Currency—designed to circulate, exchange, and disappear—becomes the foundation of the work. Shredded, layered, embedded, and suspended in resin, these remnants are preserved like fossils in amber. The process resists speed and disposability, asking the viewer to slow down and reconsider what is held, lost, or erased over time.
Her compositions draw from cartography, urban structure, and architectural rhythm. Cities, maps, and symbolic forms emerge from accumulated fragments of currency, reflecting systems of power, movement, and control.
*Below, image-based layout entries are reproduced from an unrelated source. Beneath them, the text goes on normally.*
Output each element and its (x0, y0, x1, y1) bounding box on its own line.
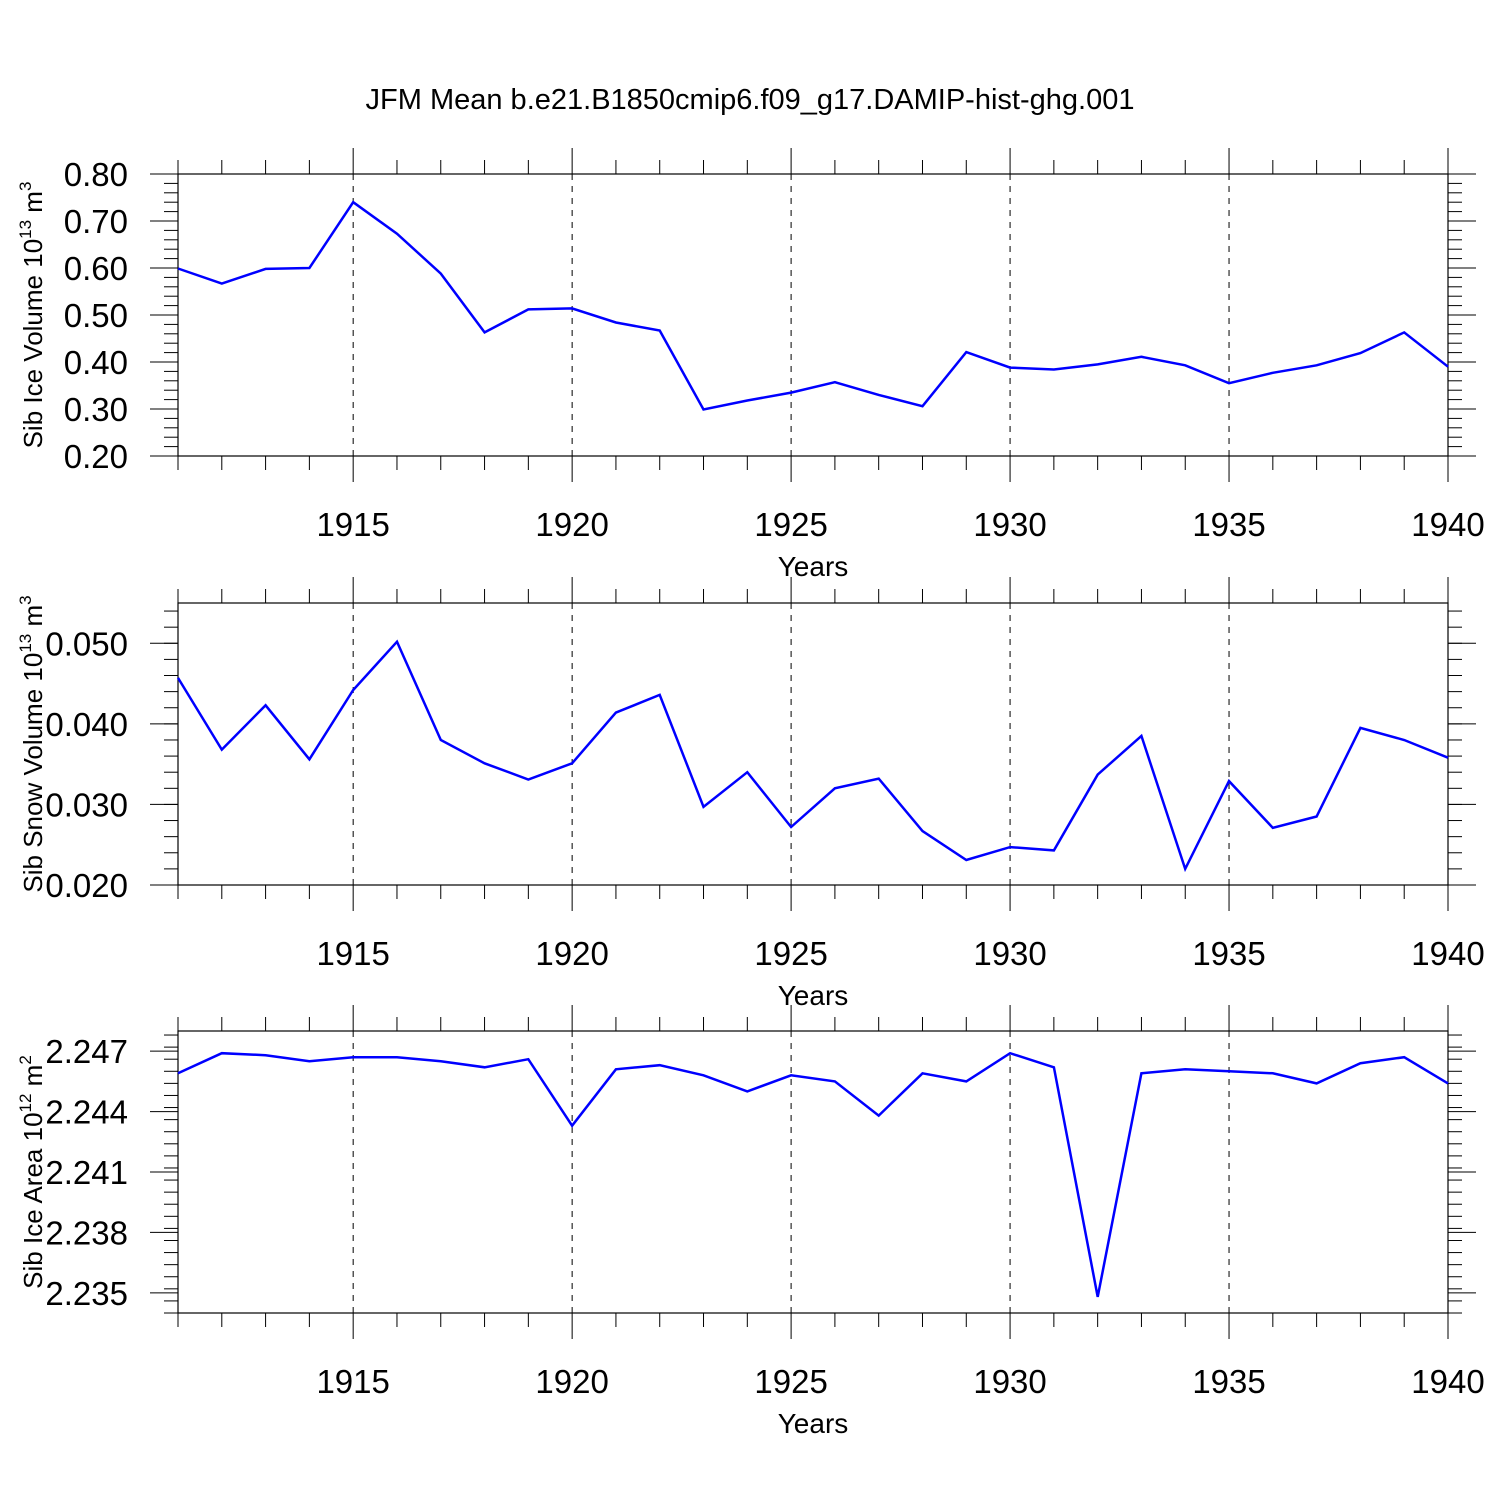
x-tick-label: 1925 (754, 935, 827, 972)
panel-snow-volume: 0.020 0.030 0.040 0.050 1915 1920 1925 1930 1935… (16, 577, 1485, 1011)
y-tick-label: 0.020 (45, 867, 128, 904)
y-tick-label: 0.30 (64, 391, 128, 428)
y-tick-label: 0.50 (64, 297, 128, 334)
y-tick-label: 2.247 (45, 1033, 128, 1070)
panel-ice-area: 2.235 2.238 2.241 2.244 2.247 1915 1920 1925 193… (16, 1005, 1485, 1439)
panel-ice-volume: 0.20 0.30 0.40 0.50 0.60 0.70 0.80 1915 1920 1925… (16, 148, 1485, 582)
x-tick-label: 1935 (1192, 1363, 1265, 1400)
x-tick-label: 1925 (754, 506, 827, 543)
y-tick-label: 0.40 (64, 344, 128, 381)
plot-frame (177, 602, 1449, 886)
y-axis-label: Sib Ice Area 1012 m2 (16, 1055, 48, 1289)
y-tick-label: 0.20 (64, 438, 128, 475)
x-tick-label: 1930 (973, 1363, 1046, 1400)
y-axis-label: Sib Snow Volume 1013 m3 (16, 595, 48, 892)
y-tick-label: 0.050 (45, 625, 128, 662)
x-tick-label: 1920 (535, 1363, 608, 1400)
x-tick-label: 1915 (316, 935, 389, 972)
y-tick-label: 0.70 (64, 203, 128, 240)
y-tick-label: 0.80 (64, 156, 128, 193)
x-tick-label: 1940 (1411, 506, 1484, 543)
x-tick-label: 1930 (973, 935, 1046, 972)
x-tick-label: 1935 (1192, 506, 1265, 543)
y-tick-label: 2.238 (45, 1214, 128, 1251)
series-line (176, 639, 1449, 873)
x-tick-label: 1915 (316, 1363, 389, 1400)
y-axis-label: Sib Ice Volume 1013 m3 (16, 182, 48, 449)
x-tick-label: 1915 (316, 506, 389, 543)
x-axis-label: Years (778, 551, 849, 582)
x-tick-label: 1940 (1411, 935, 1484, 972)
x-tick-label: 1935 (1192, 935, 1265, 972)
y-tick-label: 0.040 (45, 706, 128, 743)
x-tick-label: 1920 (535, 506, 608, 543)
series-line (177, 1051, 1449, 1298)
x-axis-label: Years (778, 1408, 849, 1439)
series-line (177, 200, 1449, 411)
y-tick-label: 0.60 (64, 250, 128, 287)
y-tick-label: 2.235 (45, 1275, 128, 1312)
x-tick-label: 1925 (754, 1363, 827, 1400)
plot-frame (177, 173, 1449, 457)
x-axis-label: Years (778, 980, 849, 1011)
figure-title: JFM Mean b.e21.B1850cmip6.f09_g17.DAMIP-… (365, 84, 1135, 116)
y-tick-label: 2.244 (45, 1094, 128, 1131)
x-tick-label: 1930 (973, 506, 1046, 543)
y-tick-label: 2.241 (45, 1154, 128, 1191)
x-tick-label: 1920 (535, 935, 608, 972)
y-tick-label: 0.030 (45, 786, 128, 823)
x-tick-label: 1940 (1411, 1363, 1484, 1400)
Through fragmentation and reconstruction, the work examines the tension between permanence and collapse, value and loss.
Raised between Romanian tradition and Western modernity, IACOBINA’s practice is shaped by inherited memory and contemporary urgency. She does not create to decorate, but to hold—preserving what has been shredded, overlooked, or deemed expendable, and giving it renewed presence and gravity.

BIO

Born in Romania in 1971, IACOBINA (Doina-Mihaela Iacob) is a mixed-media artist whose practice is rooted in material transformation and systems of value. She began her artistic career in the Romanian cartoon industry, where she developed strong technical discipline, precision, and narrative awareness.
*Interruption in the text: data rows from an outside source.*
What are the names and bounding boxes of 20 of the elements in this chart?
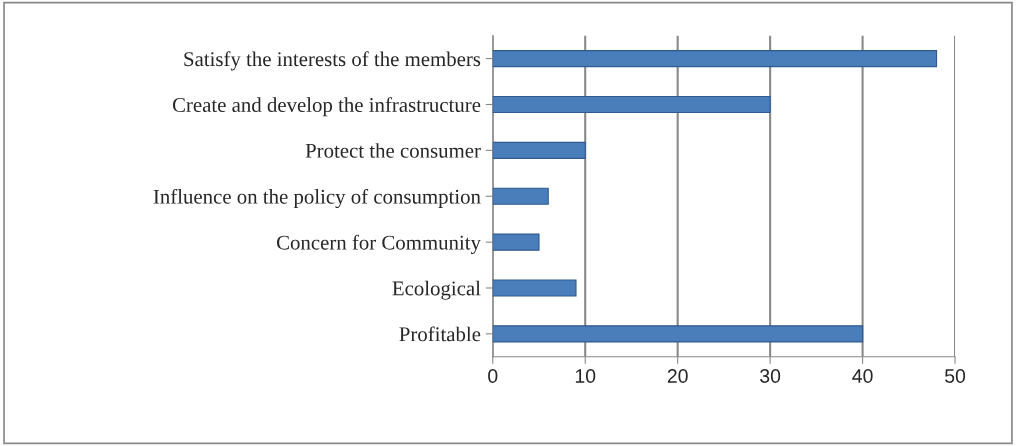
bar bbox=[492, 187, 549, 205]
y-tick-label: Ecological bbox=[392, 280, 481, 300]
x-tick-label: 10 bbox=[575, 369, 596, 383]
y-tick-label: Satisfy the interests of the members bbox=[184, 51, 481, 71]
bar bbox=[492, 279, 577, 297]
bar bbox=[492, 50, 938, 68]
y-tick-label: Influence on the policy of consumption bbox=[153, 188, 481, 209]
bar bbox=[492, 233, 540, 251]
y-tick-label: Concern for Community bbox=[276, 234, 481, 254]
bar bbox=[492, 325, 864, 343]
x-tick-label: 50 bbox=[945, 369, 966, 383]
y-tick-label: Profitable bbox=[399, 326, 481, 342]
y-tick-label: Protect the consumer bbox=[305, 143, 481, 158]
x-tick-label: 40 bbox=[852, 369, 873, 383]
y-tick-label: Create and develop the infrastructure bbox=[172, 97, 481, 117]
x-tick-label: 0 bbox=[488, 369, 498, 383]
bar bbox=[492, 95, 771, 114]
x-tick-label: 30 bbox=[760, 369, 781, 383]
bar bbox=[492, 141, 586, 159]
x-tick-label: 20 bbox=[667, 369, 688, 383]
She later mastered the Galle technique of reverse painting on glass, an exacting process that deepened her attention to detail, layering, and surface. In 2004, she emigrated to the United States with her family, bringing with her a visual language shaped by Eastern European tradition and contemporary Western culture.
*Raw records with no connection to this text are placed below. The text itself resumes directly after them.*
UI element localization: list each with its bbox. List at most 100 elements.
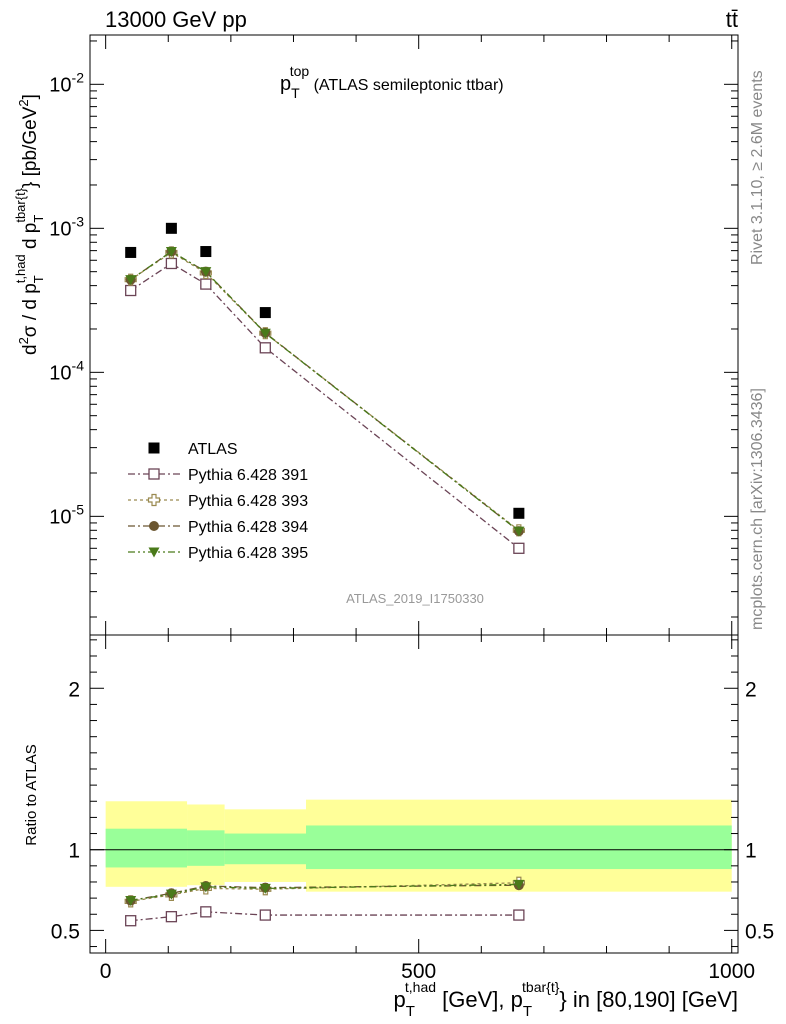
legend-item-1: Pythia 6.428 391 (128, 467, 308, 484)
main-series-2 (124, 246, 525, 537)
legend-item-0: ATLAS (148, 441, 238, 458)
main-series-line-1 (130, 262, 520, 549)
main-series-1 (125, 257, 525, 554)
main-point-1-0 (125, 284, 137, 297)
xlabel-sub1: T (406, 1003, 415, 1020)
ratio-bands (90, 799, 738, 892)
main-point-1-4 (513, 542, 525, 554)
ratio-point-3-2 (200, 882, 212, 893)
ratio-point-3-0 (125, 896, 137, 907)
main-ytick-label-0: 10-5 (49, 501, 84, 528)
legend-label-0: ATLAS (188, 441, 238, 458)
main-ytick-mantissa: 10 (49, 218, 71, 240)
legend-marker-2 (147, 493, 161, 507)
legend-label-3: Pythia 6.428 394 (188, 519, 308, 536)
ratio-point-3-4 (513, 879, 525, 890)
main-y-ticks: 10-510-410-310-2 (49, 40, 738, 618)
ylabel-d2sigma: d (20, 344, 41, 355)
main-title-rest: (ATLAS semileptonic ttbar) (309, 77, 503, 94)
main-ytick-exponent: -3 (72, 213, 85, 229)
ratio-ytick-label-right-0: 0.5 (745, 920, 774, 943)
xlabel-sup1: t,had (405, 979, 436, 995)
main-series-line-4 (130, 250, 520, 532)
ratio-xtick-label-1: 500 (401, 960, 436, 983)
main-point-4-4 (513, 526, 525, 537)
ratio-band-green-0 (105, 828, 188, 868)
main-ytick-mantissa: 10 (49, 362, 71, 384)
legend-marker-4 (148, 547, 160, 558)
xlabel-sup2: tbar{t} (522, 979, 560, 995)
main-series-line-2 (130, 251, 520, 531)
ratio-band-green-3 (306, 825, 732, 870)
ratio-panel: 0.5 0.51 12 20 500 1000 Ratio to ATLAS pTt,ha… (23, 634, 774, 1020)
legend: ATLAS Pythia 6.428 391 Pythia 6.428 393 Pyt… (128, 441, 308, 562)
main-point-0-2 (200, 246, 212, 258)
ratio-xtick-label-0: 0 (100, 960, 112, 983)
header-left: 13000 GeV pp (105, 7, 247, 32)
main-point-1-3 (259, 342, 271, 354)
legend-label-1: Pythia 6.428 391 (188, 467, 308, 484)
legend-item-4: Pythia 6.428 395 (128, 545, 308, 562)
main-point-4-1 (165, 247, 177, 258)
main-plot-area (124, 222, 525, 554)
ratio-band-green-1 (187, 830, 225, 866)
watermark: ATLAS_2019_I1750330 (346, 591, 484, 606)
side-label-bottom: mcplots.cern.ch [arXiv:1306.3436] (749, 388, 766, 630)
ratio-ytick-label-right-1: 1 (745, 840, 757, 863)
main-title-sup: top (290, 63, 310, 79)
ratio-ytick-label-right-2: 2 (745, 678, 757, 701)
legend-label-4: Pythia 6.428 395 (188, 545, 308, 562)
main-title-p: p (280, 73, 291, 95)
legend-marker-0 (148, 442, 160, 454)
ratio-frame (89, 634, 739, 954)
main-ylabel: d2σ / d pTt,had d pTtbar{t}} [pb/GeV2] (13, 94, 46, 355)
ratio-point-3-3 (259, 883, 271, 894)
ratio-ytick-label-left-0: 0.5 (51, 920, 80, 943)
main-series-line-3 (130, 250, 520, 532)
main-point-1-2 (200, 278, 212, 290)
main-series-4 (125, 247, 525, 537)
main-ytick-mantissa: 10 (49, 506, 71, 528)
ratio-xlabel: pTt,had [GeV], pTtbar{t}} in [80,190] [G… (393, 979, 738, 1020)
main-x-ticks (105, 35, 733, 635)
ratio-ytick-label-left-1: 1 (68, 840, 80, 863)
ratio-xtick-label-2: 1000 (708, 960, 755, 983)
xlabel-mid: [GeV], p (436, 987, 523, 1012)
main-series-0 (125, 222, 525, 519)
header-right: tt̄ (726, 7, 738, 32)
main-point-1-1 (165, 257, 178, 270)
ratio-point-0-1 (165, 911, 178, 923)
main-ytick-label-1: 10-4 (49, 357, 84, 384)
ratio-series-line-0 (130, 911, 519, 922)
main-title: pTtop (ATLAS semileptonic ttbar) (280, 63, 504, 101)
main-point-4-2 (200, 267, 212, 278)
legend-label-2: Pythia 6.428 393 (188, 493, 308, 510)
ratio-series-3 (125, 879, 525, 907)
main-ytick-exponent: -2 (72, 69, 85, 85)
legend-marker-1 (148, 468, 160, 480)
main-ytick-label-3: 10-2 (49, 69, 84, 96)
ratio-point-0-4 (513, 909, 525, 921)
main-point-0-1 (165, 222, 177, 234)
main-point-0-4 (513, 507, 525, 519)
legend-marker-3 (149, 521, 159, 531)
ratio-ylabel: Ratio to ATLAS (23, 744, 40, 845)
main-point-4-3 (259, 328, 271, 339)
main-point-4-0 (125, 275, 137, 286)
ratio-band-green-2 (224, 833, 306, 865)
main-ytick-label-2: 10-3 (49, 213, 84, 240)
ratio-ytick-label-left-2: 2 (68, 678, 80, 701)
ratio-point-0-0 (125, 915, 137, 927)
legend-item-2: Pythia 6.428 393 (128, 493, 308, 510)
legend-item-3: Pythia 6.428 394 (128, 519, 308, 536)
main-point-0-3 (259, 307, 271, 319)
main-panel: 10-510-410-310-2 pTtop (ATLAS semilepton… (13, 34, 739, 636)
side-label-top: Rivet 3.1.10, ≥ 2.6M events (749, 70, 766, 265)
ratio-ticks: 0.5 0.5 1 1 2 2 0 500 1000 (51, 635, 774, 983)
ratio-point-3-1 (165, 889, 177, 900)
main-series-3 (125, 246, 524, 537)
ratio-point-0-2 (200, 906, 212, 918)
main-title-sub: T (291, 85, 300, 101)
ratio-plot-area (124, 876, 525, 927)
Now based near Chicago, Illinois, IACOBINA has participated in numerous group exhibitions throughout the region. Her recent work is defined by the use of decommissioned currency—primarily shredded U.S. dollars and German Deutsche Marks—meticulously arranged and embedded into mixed-media compositions. Through this process, materials once designed for circulation and consumption are recontextualized as fixed, physical objects that reflect on memory, power, and material permanence.